At last they said, “They say she was poisoned.”

Lee recalled the young woman's dead face; also the pallbearers and the chanting and the women wailing. Then she recalled the flames that had been lit and had crackled and begun to rise above the body; by this time the body would have been mostly consumed. “And the inquest?” Lee asked. “The police?”

She was agitated but her hosts remained calm. They shrugged. “What can be done? It's too late.” They shook their heads in sorrow. It was such a pity. She was young, she had only been married seven months. But her dowry had not been very big; her father had not been as generous to the son-in-law as he might have been.

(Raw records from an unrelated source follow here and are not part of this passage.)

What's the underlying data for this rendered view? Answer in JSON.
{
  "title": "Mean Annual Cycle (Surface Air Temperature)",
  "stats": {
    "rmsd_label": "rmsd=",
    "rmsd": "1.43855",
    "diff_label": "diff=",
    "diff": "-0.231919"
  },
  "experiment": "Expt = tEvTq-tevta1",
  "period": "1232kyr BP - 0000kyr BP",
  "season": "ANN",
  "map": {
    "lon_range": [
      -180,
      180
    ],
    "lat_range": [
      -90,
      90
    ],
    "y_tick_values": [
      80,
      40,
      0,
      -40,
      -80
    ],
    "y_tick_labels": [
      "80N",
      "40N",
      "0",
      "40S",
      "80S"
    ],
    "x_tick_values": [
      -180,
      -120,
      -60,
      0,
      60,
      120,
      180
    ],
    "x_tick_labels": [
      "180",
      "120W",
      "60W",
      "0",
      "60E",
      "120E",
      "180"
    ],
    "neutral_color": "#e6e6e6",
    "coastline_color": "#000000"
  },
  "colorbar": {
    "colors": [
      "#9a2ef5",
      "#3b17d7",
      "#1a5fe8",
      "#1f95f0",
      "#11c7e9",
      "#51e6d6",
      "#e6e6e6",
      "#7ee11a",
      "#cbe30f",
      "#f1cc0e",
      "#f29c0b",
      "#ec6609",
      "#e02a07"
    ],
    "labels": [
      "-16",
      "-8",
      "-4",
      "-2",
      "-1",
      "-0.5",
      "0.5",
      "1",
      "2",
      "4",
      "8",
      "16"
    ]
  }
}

Lee asked, “Is that why they poisoned her?”

They said, “Such things happen”; they added, “Who knows what goes on?”

When she left that small town, Lee went to Delhi to stay in a Christian mission run by an English missionary lady called
Miss Charlotte. Lee was very glad to be there. She stayed in a room with whitewashed walls which were bare except for a small icon of Christ on the cross. Another girl shared the room with her; she was called Margaret and was also traveling around India on her own. Meals were included in the price of the room and they had them in the dining room together with Miss Charlotte. There was a very old Christian bearer to serve them and the moment one meal was finished he laid the table for the next. He set out three crockery plates on the oilcloth, turning them upside down so that they wouldn't catch the dust. When it was time for a meal, he rang a gong and Miss Charlotte came bustling in and stood behind her chair and briskly said grace. The old bearer shouted “Amen” the loudest, and when Miss Charlotte and the two girls had sat down and turned their plates the right way up, he went round the table serving them.